Goes back to. He hired into Microsoft and worked on like the Windows 95, like the early days. David Plummer is actually from Regina, Saskatchewan, but he's kind of a rock star in his field.
And one of the things that's really interesting is that he is C, like an old school programmer, but he's doing this project that requires him to do a lot of Python. So he's already a programmer, he already has this foundational knowledge, but he's not super in depth at Python. So he's like, there's a huge. He's like, I can read Python. But he's like, it's, you know, and understand the syntax just by understanding another language expertly. But you know, writing it whole cloth is a different story.

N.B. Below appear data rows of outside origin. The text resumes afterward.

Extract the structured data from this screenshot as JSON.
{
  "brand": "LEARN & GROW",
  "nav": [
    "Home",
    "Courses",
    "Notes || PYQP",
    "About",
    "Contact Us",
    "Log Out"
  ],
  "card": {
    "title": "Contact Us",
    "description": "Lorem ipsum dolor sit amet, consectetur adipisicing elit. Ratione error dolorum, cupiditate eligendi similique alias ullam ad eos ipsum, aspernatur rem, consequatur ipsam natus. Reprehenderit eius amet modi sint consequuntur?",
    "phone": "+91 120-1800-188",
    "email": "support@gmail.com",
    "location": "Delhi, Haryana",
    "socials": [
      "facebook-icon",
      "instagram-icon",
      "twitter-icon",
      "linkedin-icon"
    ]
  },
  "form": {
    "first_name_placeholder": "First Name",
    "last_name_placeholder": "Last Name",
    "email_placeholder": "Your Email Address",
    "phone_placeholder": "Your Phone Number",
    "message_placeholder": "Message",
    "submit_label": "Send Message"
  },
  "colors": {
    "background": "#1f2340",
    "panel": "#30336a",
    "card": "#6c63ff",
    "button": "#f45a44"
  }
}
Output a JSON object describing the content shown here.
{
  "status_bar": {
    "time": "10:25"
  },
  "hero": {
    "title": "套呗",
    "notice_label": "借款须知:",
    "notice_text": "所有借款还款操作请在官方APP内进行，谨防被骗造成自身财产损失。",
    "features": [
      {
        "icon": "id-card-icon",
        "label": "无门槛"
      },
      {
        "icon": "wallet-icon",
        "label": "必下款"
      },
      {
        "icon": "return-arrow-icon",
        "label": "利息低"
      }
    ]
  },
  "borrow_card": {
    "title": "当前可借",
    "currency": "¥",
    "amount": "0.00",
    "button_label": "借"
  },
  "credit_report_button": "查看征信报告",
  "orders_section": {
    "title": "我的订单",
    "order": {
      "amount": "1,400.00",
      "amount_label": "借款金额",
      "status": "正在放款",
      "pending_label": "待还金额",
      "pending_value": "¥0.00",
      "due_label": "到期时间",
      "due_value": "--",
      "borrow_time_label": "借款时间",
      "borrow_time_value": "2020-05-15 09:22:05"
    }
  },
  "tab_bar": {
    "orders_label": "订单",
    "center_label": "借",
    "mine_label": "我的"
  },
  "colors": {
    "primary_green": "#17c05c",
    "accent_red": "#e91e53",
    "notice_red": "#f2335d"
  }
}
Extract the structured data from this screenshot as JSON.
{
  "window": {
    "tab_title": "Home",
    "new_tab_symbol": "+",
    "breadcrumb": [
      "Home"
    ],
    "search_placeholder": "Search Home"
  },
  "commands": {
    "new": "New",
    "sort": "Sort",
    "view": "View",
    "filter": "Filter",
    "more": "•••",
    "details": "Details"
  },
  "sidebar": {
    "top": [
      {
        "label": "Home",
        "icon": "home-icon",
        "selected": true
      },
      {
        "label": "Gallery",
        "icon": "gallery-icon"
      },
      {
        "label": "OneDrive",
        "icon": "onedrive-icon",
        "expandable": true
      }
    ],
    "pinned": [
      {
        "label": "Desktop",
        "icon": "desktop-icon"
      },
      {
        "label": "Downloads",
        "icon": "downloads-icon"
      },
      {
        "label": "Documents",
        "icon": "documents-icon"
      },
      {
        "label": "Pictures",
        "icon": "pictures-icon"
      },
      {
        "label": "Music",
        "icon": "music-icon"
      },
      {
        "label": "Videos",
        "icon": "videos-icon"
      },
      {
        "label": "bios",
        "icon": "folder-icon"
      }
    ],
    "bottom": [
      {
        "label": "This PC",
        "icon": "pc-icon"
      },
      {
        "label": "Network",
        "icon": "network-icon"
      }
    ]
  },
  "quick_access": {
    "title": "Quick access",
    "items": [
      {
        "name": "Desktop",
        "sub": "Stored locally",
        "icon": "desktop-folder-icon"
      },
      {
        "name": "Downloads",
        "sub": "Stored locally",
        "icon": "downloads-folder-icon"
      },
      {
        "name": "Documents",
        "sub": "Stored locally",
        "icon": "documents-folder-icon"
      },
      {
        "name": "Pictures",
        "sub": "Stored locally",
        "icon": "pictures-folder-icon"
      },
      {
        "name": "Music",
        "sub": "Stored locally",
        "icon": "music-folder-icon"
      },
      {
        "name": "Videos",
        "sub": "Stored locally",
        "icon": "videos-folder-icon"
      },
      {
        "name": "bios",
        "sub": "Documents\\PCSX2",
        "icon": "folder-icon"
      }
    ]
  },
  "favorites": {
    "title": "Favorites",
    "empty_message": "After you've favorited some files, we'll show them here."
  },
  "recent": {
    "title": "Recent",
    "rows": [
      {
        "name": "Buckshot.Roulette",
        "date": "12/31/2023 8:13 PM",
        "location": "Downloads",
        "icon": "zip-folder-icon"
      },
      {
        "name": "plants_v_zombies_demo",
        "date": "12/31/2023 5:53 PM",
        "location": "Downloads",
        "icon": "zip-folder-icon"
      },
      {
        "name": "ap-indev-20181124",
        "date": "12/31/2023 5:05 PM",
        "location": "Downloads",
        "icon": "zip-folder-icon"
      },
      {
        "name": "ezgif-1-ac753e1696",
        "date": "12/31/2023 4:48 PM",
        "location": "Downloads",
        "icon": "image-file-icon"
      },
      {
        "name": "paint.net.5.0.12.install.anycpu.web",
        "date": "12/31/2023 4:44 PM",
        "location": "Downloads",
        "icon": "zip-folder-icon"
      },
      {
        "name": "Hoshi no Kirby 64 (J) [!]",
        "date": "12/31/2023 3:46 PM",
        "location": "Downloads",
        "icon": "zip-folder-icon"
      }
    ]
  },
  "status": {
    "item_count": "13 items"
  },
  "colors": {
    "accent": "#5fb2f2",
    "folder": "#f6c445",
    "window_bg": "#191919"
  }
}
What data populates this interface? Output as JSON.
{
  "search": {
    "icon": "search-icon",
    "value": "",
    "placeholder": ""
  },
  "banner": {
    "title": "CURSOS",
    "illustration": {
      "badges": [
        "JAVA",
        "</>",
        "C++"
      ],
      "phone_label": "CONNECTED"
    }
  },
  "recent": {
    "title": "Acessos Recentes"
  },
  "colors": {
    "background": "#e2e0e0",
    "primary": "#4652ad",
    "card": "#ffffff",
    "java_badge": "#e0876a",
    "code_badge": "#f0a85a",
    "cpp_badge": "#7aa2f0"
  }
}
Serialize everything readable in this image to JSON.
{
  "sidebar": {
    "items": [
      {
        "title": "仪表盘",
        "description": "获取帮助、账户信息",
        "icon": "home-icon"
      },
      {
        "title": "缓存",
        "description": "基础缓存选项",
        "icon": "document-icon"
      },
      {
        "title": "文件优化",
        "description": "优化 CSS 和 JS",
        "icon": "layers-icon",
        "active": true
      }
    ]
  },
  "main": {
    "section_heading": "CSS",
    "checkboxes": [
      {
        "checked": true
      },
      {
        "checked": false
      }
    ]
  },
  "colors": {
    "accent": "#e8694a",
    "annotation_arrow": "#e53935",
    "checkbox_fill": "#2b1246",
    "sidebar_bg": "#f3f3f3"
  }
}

And so he's actually, he was asked if he's used these AI tools and he, as an expert programmer says he's been vibe coding his way through this whole project in Python and then editing it and putting it together. And that's been his use case for teaching himself this other language already. Coming from a strong base, as a professional programmer, I remember you were talking about Vibe coding before and it was a really interesting.
I just thought that was a really interesting use case. You're already good at something, but you need to learn a different syntax or a different language. Maybe this applies to more than just Vibe coding.
So you, you totally vibe code your way through it, but you use that as like a teacher.
Anyways, that's my tidbit for the week that I thought of.
Is there anything else that you wanted to throw in before we end here today?
[00:40:34] Speaker B: I don't think so. I think we've covered enough. Hopefully it's not too much AI kind of stuff, but yeah, we're trying.
[00:40:42] Speaker A: Well, next week we're going to be talking about the Apple event, so I think.
[00:40:46] Speaker B: Yeah, exactly.
[00:40:46] Speaker A: There'll be an AI break.
[00:40:48] Speaker B: Yeah, for sure.
[00:40:50] Speaker A: Okay, well that sounds great. And that's probably a good place to end for today.
[00:40:54] Speaker B: All right, awesome. Until next time.
[00:40:56] Speaker A: Take care. Ciao.